テックアート様から、セッティングサポートの御依頼がありました。
今回のAE86は、中古の5バルブ4A-G。
元々中古エンジン+MoTeC仕様だったお客様が、別の中古エンジンに載せ替えたため、再度、現車セッティングすることとなりました。
完全ノーマルで、オーバーホールしていない中古エンジン。元のエンジンと同じなので、現車セッティングは不要なのでは? と思う方もいるかもしれませんが、「ノーマルならだいたいどのエンジンでも大丈夫」なセッティングと、「現車に合わせて詰めたセッティング」には、大きな違いがあります。
例えば中古エンジンの場合、数万キロ走行してきた中で、さまざまなコンディションが生まれてしまいます。
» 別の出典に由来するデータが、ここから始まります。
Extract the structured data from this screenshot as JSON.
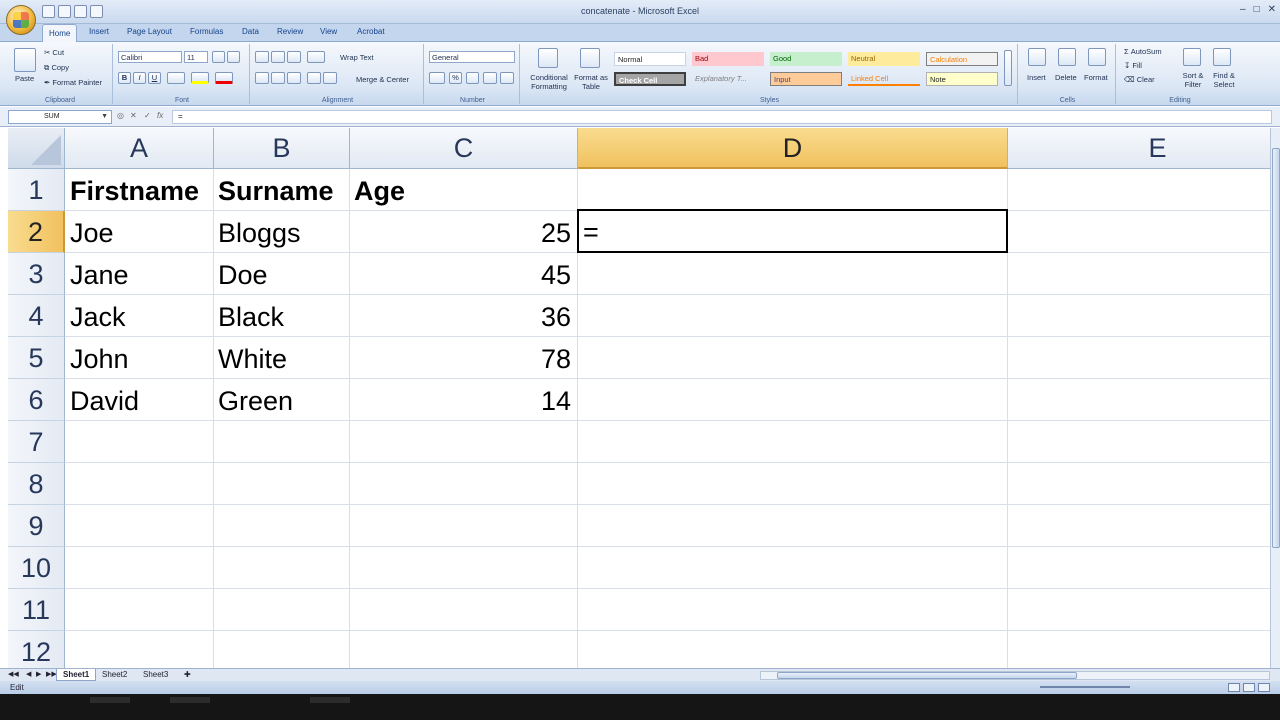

中には、バルブタイミングが大きくズレている物もあります。
ズレたタイミングに合わせて燃料噴射タイミングを合わせた場合、そのエンジンではバルブが開いた瞬間に、最適な量の燃料がシリンダーに送り込まれます。しかし、同じセッティングのまま別のエンジンを制御しようとすると、バルブが閉じているタイミングで燃料が噴射される可能性もあります。
こうなった場合、バルブが開けば燃料はシリンダーに入りますが、ポートに多くの燃料が付着するため、燃料が不足してしまいます。元のエンジンでラムダ(空燃比)を適正に合わせてあった状態であるほど、燃料不足は深刻になってしまいます。
もし、ギリギリまで薄くセッティングしていた場合は、失火が発生するかもしれません。燃料が足りていたとしても、薄すぎる混合による燃焼温度の上昇から、デトネーションが発生する可能性もあります。
同じエンジンだし、ノーマルだから大丈夫。という考えは、本当に現車に合わせて詰めたセッティングであるほど、危険なのです。
エンジンは数百ある部品の集合体です。中古エンジンは、それぞれが使用された環境ごとに違う損耗をしています。新品時の製造誤差でさえ現車セッティングでは差が出るので、中古ともなればその差は顕著に現れてしまいます。
現車セッティングを取ったデータは「同じ仕様だから流用しても大丈夫」ではありません。今回のように、必ず再セッティングすることを、強く推奨します。